Iris Bellinghausen et al. J Allergy Clin Immunol.

Abstract

Background: Amylase-trypsin inhibitors (ATIs) in wheat and related cereals are potent activators of myeloid innate immune cells via engagement of TLR4. Furthermore, ATIs have been shown to serve as adjuvants in experimental intestinal inflammatory diseases.

Objective: The aim of this study was to analyze whether ATIs are also modifiers of allergic inflammation.

Methods: Therefore, CD4+ T cells from donors sensitized to grass or birch pollen were stimulated with autologous allergen-pulsed dendritic cells in the presence or absence of ATIs or the control storage protein zein from corn. To analyze allergen-induced gut and lung inflammation, immunodeficient mice were engrafted with PBMCs from these allergic donors plus the respective allergen, and fed with selected diets. Three weeks later, inflammation was induced by rectal or intranasal allergen challenge and monitored by mini endoscopy or airway hyperreactivity, respectively.
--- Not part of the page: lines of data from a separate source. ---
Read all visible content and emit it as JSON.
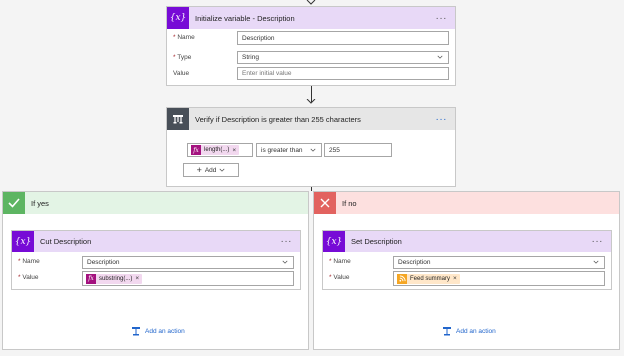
{
  "init_variable": {
    "title": "Initialize variable - Description",
    "icon": "variable-icon",
    "name_label": "Name",
    "name_value": "Description",
    "type_label": "Type",
    "type_value": "String",
    "value_label": "Value",
    "value_placeholder": "Enter initial value"
  },
  "condition": {
    "title": "Verify if Description is greater than 255 characters",
    "icon": "condition-icon",
    "token_label": "length(...)",
    "operator": "is greater than",
    "compare_value": "255",
    "add_label": "Add"
  },
  "if_yes": {
    "label": "If yes",
    "action": {
      "title": "Cut Description",
      "name_label": "Name",
      "name_value": "Description",
      "value_label": "Value",
      "token_label": "substring(...)"
    },
    "add_action_label": "Add an action"
  },
  "if_no": {
    "label": "If no",
    "action": {
      "title": "Set Description",
      "name_label": "Name",
      "name_value": "Description",
      "value_label": "Value",
      "token_label": "Feed summary"
    },
    "add_action_label": "Add an action"
  },
  "colors": {
    "variable_purple": "#770bd6",
    "variable_header": "#e8d9f7",
    "condition_dark": "#484f58",
    "condition_header": "#e6e6e6",
    "yes_green": "#5db562",
    "no_red": "#e2625f",
    "link_blue": "#2266cc"
  }
}
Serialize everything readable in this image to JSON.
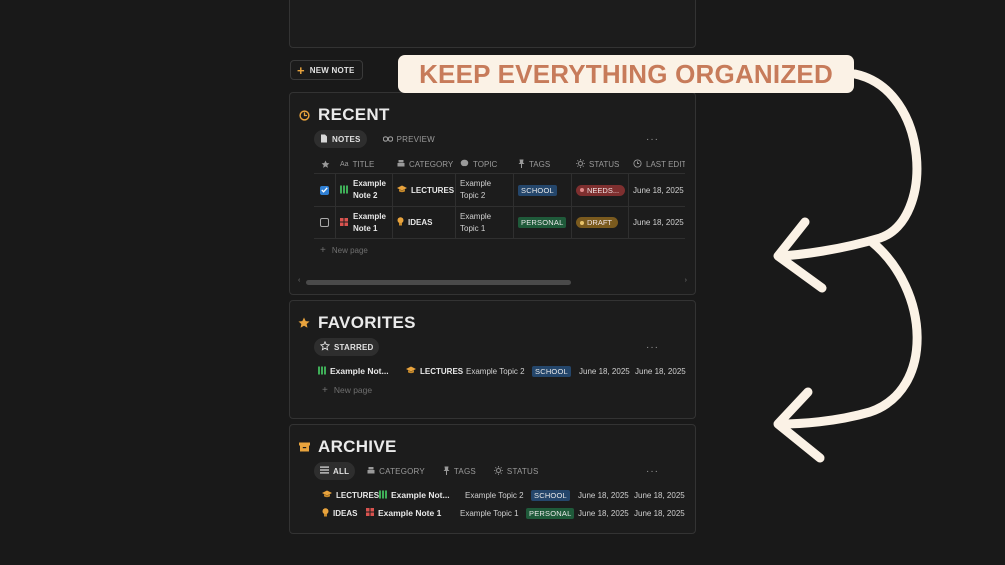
{
  "new_note_label": "NEW NOTE",
  "callout_text": "KEEP EVERYTHING ORGANIZED",
  "colors": {
    "accent": "#e8a33d",
    "callout_bg": "#fbf2e6",
    "callout_text": "#c77b5a",
    "school": "#24466b",
    "personal": "#1f5a3a",
    "needs": "#7e2f2f",
    "draft": "#7a5a1e"
  },
  "recent": {
    "title": "RECENT",
    "tabs": [
      {
        "label": "NOTES",
        "icon": "document-icon"
      },
      {
        "label": "PREVIEW",
        "icon": "binoculars-icon"
      }
    ],
    "more": "···",
    "columns": {
      "title": "TITLE",
      "category": "CATEGORY",
      "topic": "TOPIC",
      "tags": "TAGS",
      "status": "STATUS",
      "last_edited": "LAST EDITE"
    },
    "rows": [
      {
        "checked": true,
        "title": "Example Note 2",
        "category": "LECTURES",
        "topic": "Example Topic 2",
        "tag": "SCHOOL",
        "status": "NEEDS...",
        "date": "June 18, 2025"
      },
      {
        "checked": false,
        "title": "Example Note 1",
        "category": "IDEAS",
        "topic": "Example Topic 1",
        "tag": "PERSONAL",
        "status": "DRAFT",
        "date": "June 18, 2025"
      }
    ],
    "new_page": "New page"
  },
  "favorites": {
    "title": "FAVORITES",
    "tabs": [
      {
        "label": "STARRED",
        "icon": "star-outline-icon"
      }
    ],
    "more": "···",
    "row": {
      "title": "Example Not...",
      "category": "LECTURES",
      "topic": "Example Topic 2",
      "tag": "SCHOOL",
      "date1": "June 18, 2025",
      "date2": "June 18, 2025"
    },
    "new_page": "New page"
  },
  "archive": {
    "title": "ARCHIVE",
    "tabs": [
      {
        "label": "ALL",
        "icon": "list-icon"
      },
      {
        "label": "CATEGORY",
        "icon": "stack-icon"
      },
      {
        "label": "TAGS",
        "icon": "pin-icon"
      },
      {
        "label": "STATUS",
        "icon": "sun-icon"
      }
    ],
    "more": "···",
    "rows": [
      {
        "category": "LECTURES",
        "title": "Example Not...",
        "topic": "Example Topic 2",
        "tag": "SCHOOL",
        "date1": "June 18, 2025",
        "date2": "June 18, 2025"
      },
      {
        "category": "IDEAS",
        "title": "Example Note 1",
        "topic": "Example Topic 1",
        "tag": "PERSONAL",
        "date1": "June 18, 2025",
        "date2": "June 18, 2025"
      }
    ]
  }
}
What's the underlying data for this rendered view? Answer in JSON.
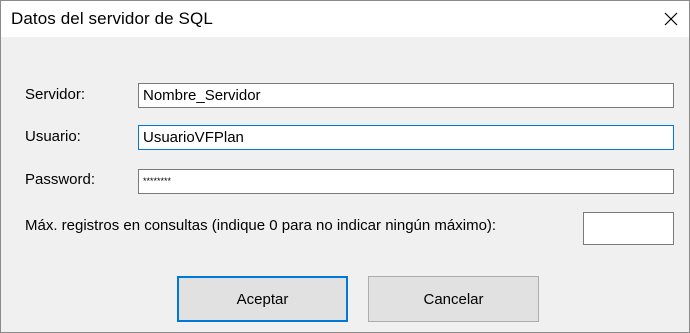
{
  "window": {
    "title": "Datos del servidor de SQL",
    "close_icon": "close-icon"
  },
  "form": {
    "servidor": {
      "label": "Servidor:",
      "value": "Nombre_Servidor"
    },
    "usuario": {
      "label": "Usuario:",
      "value": "UsuarioVFPlan"
    },
    "password": {
      "label": "Password:",
      "value": "********"
    },
    "max_registros": {
      "label": "Máx. registros en consultas (indique 0 para no indicar ningún máximo):",
      "value": ""
    }
  },
  "buttons": {
    "accept_label": "Aceptar",
    "cancel_label": "Cancelar"
  },
  "colors": {
    "focus_accent": "#0078d7",
    "client_background": "#f0f0f0"
  }
}
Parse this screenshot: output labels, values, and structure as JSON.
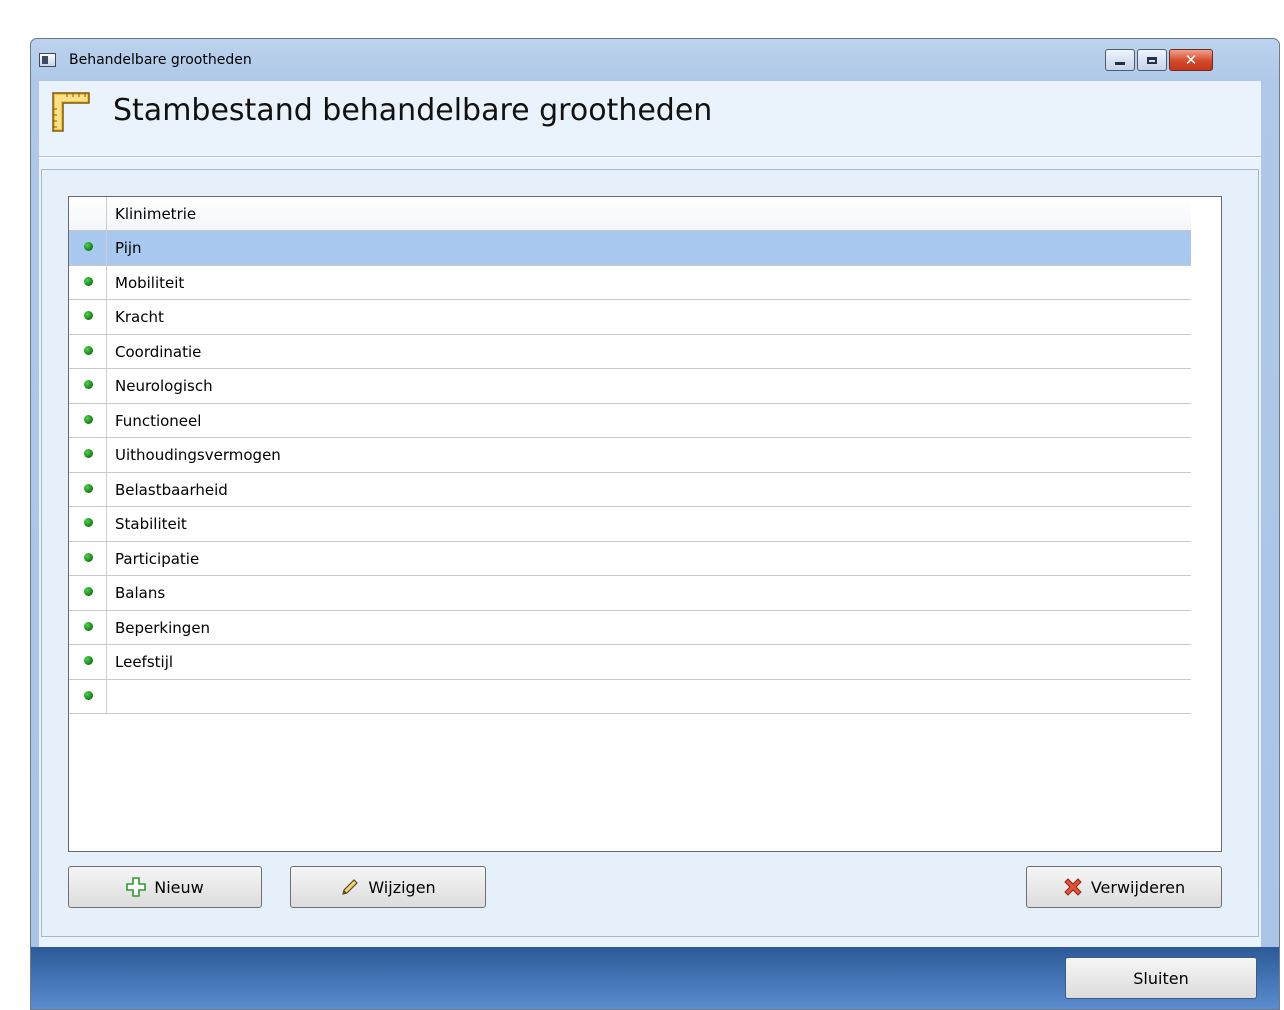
{
  "window": {
    "title": "Behandelbare grootheden",
    "controls": {
      "minimize_icon": "minimize-icon",
      "maximize_icon": "maximize-icon",
      "close_icon": "close-icon",
      "close_glyph": "✕"
    }
  },
  "header": {
    "title": "Stambestand behandelbare grootheden",
    "icon": "ruler-icon"
  },
  "grid": {
    "column_header": "Klinimetrie",
    "rows": [
      {
        "label": "Pijn",
        "selected": true
      },
      {
        "label": "Mobiliteit"
      },
      {
        "label": "Kracht"
      },
      {
        "label": "Coordinatie"
      },
      {
        "label": "Neurologisch"
      },
      {
        "label": "Functioneel"
      },
      {
        "label": "Uithoudingsvermogen"
      },
      {
        "label": "Belastbaarheid"
      },
      {
        "label": "Stabiliteit"
      },
      {
        "label": "Participatie"
      },
      {
        "label": "Balans"
      },
      {
        "label": "Beperkingen"
      },
      {
        "label": "Leefstijl"
      },
      {
        "label": ""
      }
    ],
    "status_color": "#1a8a1a",
    "selection_color": "#a9c9f0"
  },
  "buttons": {
    "new_label": "Nieuw",
    "edit_label": "Wijzigen",
    "delete_label": "Verwijderen",
    "close_label": "Sluiten",
    "new_icon": "plus-icon",
    "edit_icon": "pencil-icon",
    "delete_icon": "delete-icon"
  }
}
Results: Allergen-specific T-cell proliferation and cytokine production was significantly exacerbated by ATIs and not by zein. In vivo, allergen-specific human IgE level was strongly elevated in sera of mice receiving an ATI-containing diet compared with mice that were fed gluten-free and thus ATI-free diet. Importantly, allergen-induced IgE-dependent colitis and airway hyperreactivity were also enhanced in ATI-fed mice. Gut inflammation was further increased in mice receiving an additional ATI injection and even detectable in the absence of the aeroallergen, whereas zein had no such effect. Injection of anti-human TLR4 mAbs or the anti-human IgE mAb omalizumab completely abolished ATI-induced allergic inflammation.

Conclusions: These results underline that wheat ATIs are important nutritional activators and adjuvants of allergy, which might be exploited for nutritional therapeutic strategies.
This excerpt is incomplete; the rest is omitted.